As one person in the case said, all of the AI training companies out there, including Amazon's darling, Anthropic, are wholesale breaking copyright law.
If an individual downloaded Library Genesis to train an AI, there would be huge fines. OpenAI has admitted to training on a dataset that is scraped from LibGen.
> If an individual downloaded Library Genesis to train an AI, there would be huge fines.
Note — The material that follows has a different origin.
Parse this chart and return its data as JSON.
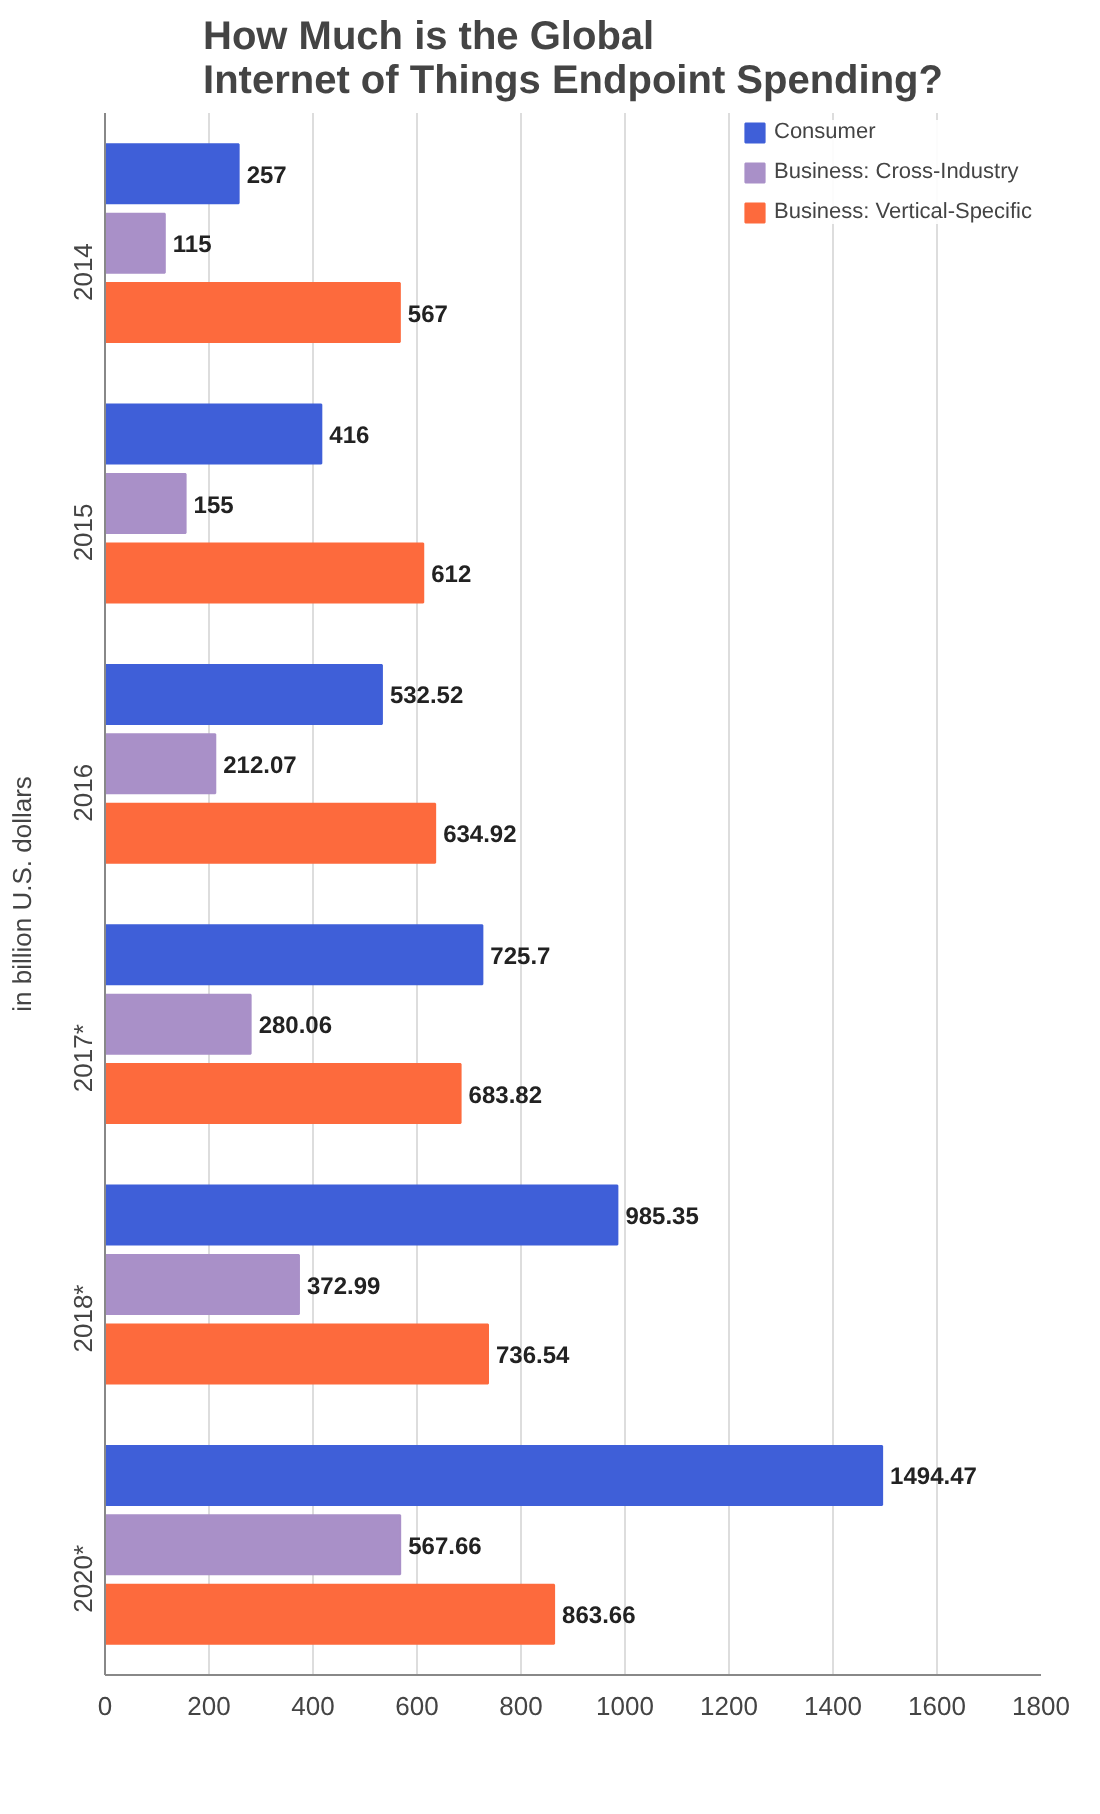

Let’s be honest: Individuals are downloading Library Genesis to train AI already and not facing fines. It’s unrealistic to claim that these people are being fined for downloading LibGen or other copyrighted data for training AI.
> OpenAI has admitted to training on a dataset that is scraped from LibGen.
If they admitted this in the way you claim, surely publishers are gearing up for lawsuits.
Nobody is going to ignore a massively funded company breaking a law and instead pursue tiny fines against individuals.
So a massive copyright infringement suite against the big corporations is looming just beyond the horizon?
Either this causes copyright law to be re-written entirely or the complete dissolution of copyright law.
Wonder if there are any firms with enough stones to take that case lol. The amount of dirty laundry you can extract from these companies just in discovery would be huge.
> Either this causes copyright law to be re-written entirely or the complete dissolution of copyright law.
It's tempting to make the big case of the day "the most important of all time," but most likely this will just pile some fair-use carve-outs for commercial LLMs onto the Copyright Act of 1998 (which piled onto the Acts of 1976, 1909, 1870, 1831, and 1790).
I don't think that much is going to change, but I'm curious in the arguments for otherwise.
The act of training the AI on the material may be fair use, but the unauthorized access is a different story. That's probably why the Writer's Guild lawsuit against OpenAI focuses on the downloading.
Most of the arguments I've seen around this bullshit is that the AI is just like a human so it should be able to train on anything it can see. I don't think many understand what you've touched on here, which is that all the content piracy for explicitly commercial purposes is the actual problem here, not the training of AI.
If an individual downloaded Library Genesis to train an AI, there would be huge fines. OpenAI has admitted to training on a dataset that is scraped from LibGen.